Indicating that $\frac{\mathrm{a}}{2}$ corresponded b, t means time. Based on the non-linear estimation, the parameters a and b were determined for each release profile. The comparison between the obtained parameters a and b was carried out using the z-test at a confidence level of 95%.

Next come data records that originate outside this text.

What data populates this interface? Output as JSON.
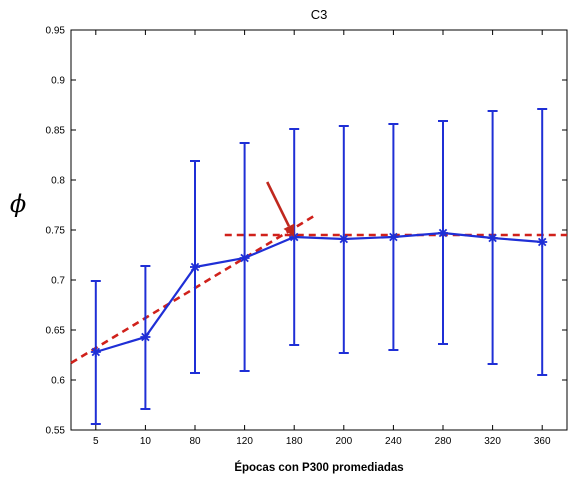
{
  "chart_data": {
    "type": "line",
    "title": "C3",
    "xlabel": "Épocas con P300 promediadas",
    "ylabel": "ϕ",
    "categories": [
      "5",
      "10",
      "80",
      "120",
      "180",
      "200",
      "240",
      "280",
      "320",
      "360"
    ],
    "series": [
      {
        "values": [
          0.628,
          0.643,
          0.713,
          0.722,
          0.743,
          0.741,
          0.743,
          0.747,
          0.742,
          0.738
        ],
        "error_low": [
          0.556,
          0.571,
          0.607,
          0.609,
          0.635,
          0.627,
          0.63,
          0.636,
          0.616,
          0.605
        ],
        "error_high": [
          0.699,
          0.714,
          0.819,
          0.837,
          0.851,
          0.854,
          0.856,
          0.859,
          0.869,
          0.871
        ],
        "color": "#1f2fd6",
        "marker": "asterisk",
        "error_bars": true
      }
    ],
    "trend_lines": [
      {
        "x_start": 0.5,
        "y_start": 0.617,
        "x_end": 5.4,
        "y_end": 0.764,
        "color": "#d0211b",
        "style": "dashed"
      },
      {
        "x_start": 3.6,
        "y_start": 0.745,
        "x_end": 10.5,
        "y_end": 0.745,
        "color": "#d0211b",
        "style": "dashed"
      }
    ],
    "annotations": [
      {
        "type": "arrow",
        "points_to": {
          "x": "180",
          "y": 0.743
        },
        "color": "#c0281e"
      }
    ],
    "ylim": [
      0.55,
      0.95
    ],
    "yticks": [
      0.55,
      0.6,
      0.65,
      0.7,
      0.75,
      0.8,
      0.85,
      0.9,
      0.95
    ],
    "yticklabels": [
      "0.55",
      "0.6",
      "0.65",
      "0.7",
      "0.75",
      "0.8",
      "0.85",
      "0.9",
      "0.95"
    ],
    "grid": false,
    "legend": "none"
  }
}
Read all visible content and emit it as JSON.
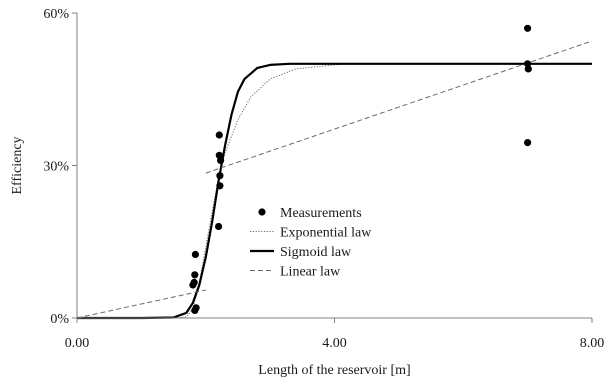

The kinetic study was performed employing the least squares method at a 95% confidence level. The kinetic parameters were calculated for each of the six release curves, and then the mean values with standard deviation were attained.

3.7. FTIR Measurements

The FTIR (Fourier Transform Infrared) study was conducted employing the FTIR spectrometer with ATR mode (Nicolet iS50, Thermo Scientific, Waltham, MA, USA). Formulations F1–F9 were dried at a temperature of 6 °C and were ground in a mortar. Physical mixtures of powders of HA + L and HA + N were also grounded. Spectra of all formulations, physical mixtures, and pure components were recorded in the wavenumber range from 4000 to 400 cm⁻¹. 32 scans of each sample were collected at a speed of 65 scans per 1 min at a resolution of 16 cm⁻¹.

3.8. DSC Measurements

The thermal study of formulations F1–F9, physical mixtures (HA + L and HA + N), as well as pure components, was performed using the DSC (Differential Scanning Calorimeter) calorimeter (214 Polyma, Netzsch, Wittelsbacherstraße, Germany). The procedure for sample preparation was the same as in the case of FTIR measurements. The sample of 3–5 mg was put into an aluminum crucible, closed with a lid, pressed, placed in the apparatus, and studied in the temperature range of −10–300 °C under a nitrogen atmosphere with a flow rate of 25 mL/min.

4. Conclusions

According to the viscometric tests of the obtained formulations, the increase in the concentration of the carrier results in an increase in the viscosity of the obtained HA hydrogel. The introduction of lidocaine hydrochloride or sodium naproxen into the HA hydrogel also leads to an increase in the viscosity of the preparation. The release studies of N or L have shown that the amount of the drug released within 8 h decreases with an increase in the carrier concentration. The increase in the polymer concentration also affects the course of drug release curves. In addition, kinetic analysis showed that the release of drugs from the obtained hydrogels was best described by the Korsmeyer-Peppas model. According to this model, the drugs are released the fastest from formulations with the lowest concentration of HA. The parameters n indicated that both drugs were transported from the hydrogels to the acceptor fluid via the anomalous, non-Fickian, diffusion transport mechanism. The FTIR study and DSC investigations revealed that bond formation occurred between HA and L as well as between HA and N. It was consistent with the results obtained from the viscometric study. The performed research showed that the polyanionic HA carrier may form a bond with the cationic L as well as with the anionic N.